Dr. Kathleen Corriveau &
Dr. Melissa Holt promoted to Associate Professor with Tenure

Assistant Professor in Human Development Kathleen Corriveau and Assistant Professor of Counseling Psychology Melissa Holt have both been promoted to Associate Professor with tenure.
Dr. Corriveau directs the Social Learning Laboratory at the School of Education which seeks to study children’s use of social and cognitive information when learning about the world. Her research focuses on social and cognitive development in childhood, with a specific focus on how children decide what people and what information are trustworthy sources.
Most recently, Dr. Corriveau was awarded a $1 million CAREER grant from the National Science Foundation to research how adults might optimize their responses to inquiries from children, specifically in relation to science.
“There is a general belief that preschoolers learn best by exploring the world around them rather than being told the answer. For this reason, many inquiry based settings, such as preschools and museums, highlight that the child should be guiding the inquiry rather than the adult,” Dr. Corriveau explained. “Yet, often there are critical concepts that require an adult explanation without firsthand evidence – and there are many different ways that the adult could provide this explanation.”
Previously, Dr. Corriveau was selected as a 2015-16 Spencer Postdoctoral Fellow by the National Academy of Education, as well as awarded the prestigious Peter Paul Professorship at Boston University.

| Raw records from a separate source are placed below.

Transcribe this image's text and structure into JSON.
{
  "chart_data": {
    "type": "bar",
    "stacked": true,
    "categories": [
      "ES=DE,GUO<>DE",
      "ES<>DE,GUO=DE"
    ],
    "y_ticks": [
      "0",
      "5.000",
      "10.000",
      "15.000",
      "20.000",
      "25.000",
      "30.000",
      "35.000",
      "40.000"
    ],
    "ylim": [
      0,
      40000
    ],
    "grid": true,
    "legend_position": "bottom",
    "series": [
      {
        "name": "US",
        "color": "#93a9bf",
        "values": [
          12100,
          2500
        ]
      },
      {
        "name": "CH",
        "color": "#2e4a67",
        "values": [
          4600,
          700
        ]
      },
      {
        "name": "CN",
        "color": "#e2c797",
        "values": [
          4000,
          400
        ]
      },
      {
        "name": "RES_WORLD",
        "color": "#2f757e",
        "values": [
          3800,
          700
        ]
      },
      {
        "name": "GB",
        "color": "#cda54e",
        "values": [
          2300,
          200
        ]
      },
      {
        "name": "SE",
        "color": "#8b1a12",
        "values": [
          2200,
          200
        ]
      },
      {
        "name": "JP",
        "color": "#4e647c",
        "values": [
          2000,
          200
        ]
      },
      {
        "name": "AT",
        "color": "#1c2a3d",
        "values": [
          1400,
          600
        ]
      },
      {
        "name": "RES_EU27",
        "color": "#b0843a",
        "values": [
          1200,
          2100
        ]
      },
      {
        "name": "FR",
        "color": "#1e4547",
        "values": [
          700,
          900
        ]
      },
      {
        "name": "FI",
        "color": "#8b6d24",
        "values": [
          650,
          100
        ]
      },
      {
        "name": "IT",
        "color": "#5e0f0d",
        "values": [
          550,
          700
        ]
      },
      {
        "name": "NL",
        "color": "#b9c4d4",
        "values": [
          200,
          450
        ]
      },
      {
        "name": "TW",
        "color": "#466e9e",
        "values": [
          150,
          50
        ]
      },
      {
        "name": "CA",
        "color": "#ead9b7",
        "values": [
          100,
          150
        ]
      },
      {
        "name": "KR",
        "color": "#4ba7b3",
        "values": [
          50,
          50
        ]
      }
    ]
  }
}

Dr. Melissa Holt co-founded the Social Adjustment & Bullying Prevention Laboratory, along with Dr. Jennifer Greif Green. Researchers at the lab conduct research and outreach to better understand and promote healthy social and emotional adjustment among children in school. Dr. Holt’s research focuses on youth experiences with violence in the home, school, and community, with a particular emphasis on bullying. More specifically, she studies the extent to which victimization exposures individually and cumulatively affect youth functioning in a range of domains, for example mental health and substance use.
Dr. Holt is the co-PI on a National Institutes of Justice Grant that examines long-term effects of participation in Second Step – a social-emotional development program – on high school functioning (e.g., engagement in violence; risk taking behaviors).

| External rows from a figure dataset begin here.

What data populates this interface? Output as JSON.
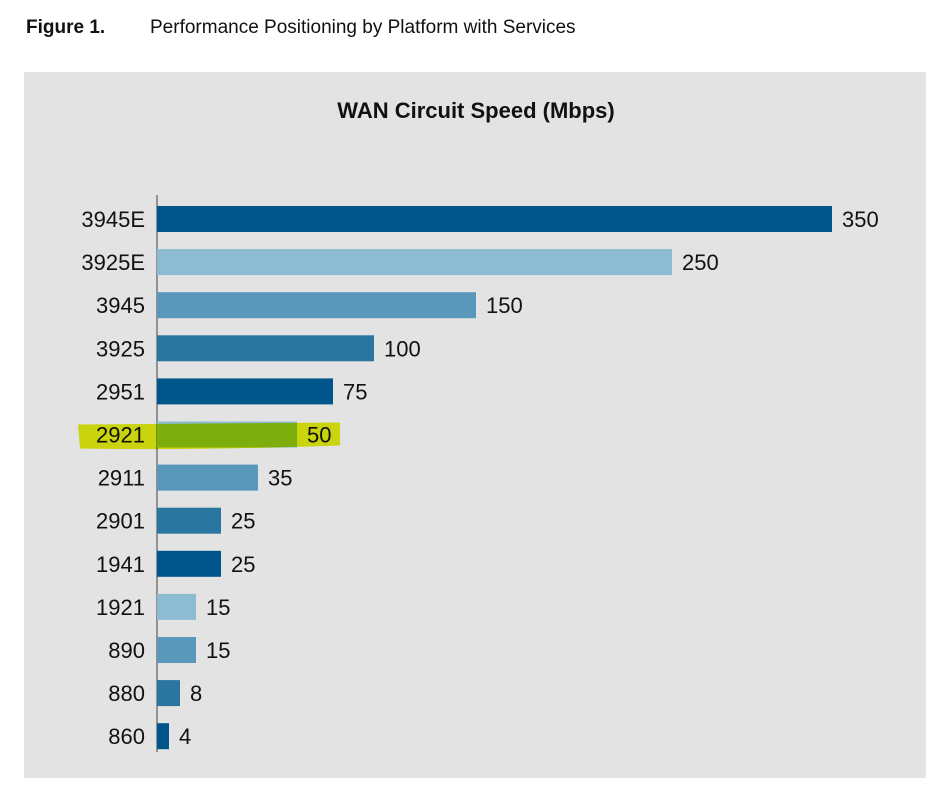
{
  "figure": {
    "number": "Figure 1.",
    "caption": "Performance Positioning by Platform with Services"
  },
  "chart_data": {
    "type": "bar",
    "orientation": "horizontal",
    "title": "WAN Circuit Speed (Mbps)",
    "categories": [
      "3945E",
      "3925E",
      "3945",
      "3925",
      "2951",
      "2921",
      "2911",
      "2901",
      "1941",
      "1921",
      "890",
      "880",
      "860"
    ],
    "values": [
      350,
      250,
      150,
      100,
      75,
      50,
      35,
      25,
      25,
      15,
      15,
      8,
      4
    ],
    "colors": [
      "#00558a",
      "#8dbbd2",
      "#5a98bb",
      "#2b76a0"
    ],
    "highlighted_category": "2921",
    "highlight_color": "#e2ee10",
    "grid": false,
    "data_labels": true
  }
}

Dr. Holt was elected Vice President of Division E (Counseling and Human Development) for the American Educational Research Association for a 3-year term (2016-2019). In addition, she received an American Educational Research Association Division E Distinguished Research Award for her article, Sexual Risk Taking and Bullying Among Adolescents, published in Pediatrics. Further, she was awarded the Excellence in Graduate Advising Award from the School of Education in 2016.
Both Dr. Corriveau and Dr. Holt joined the School of Education in 2011.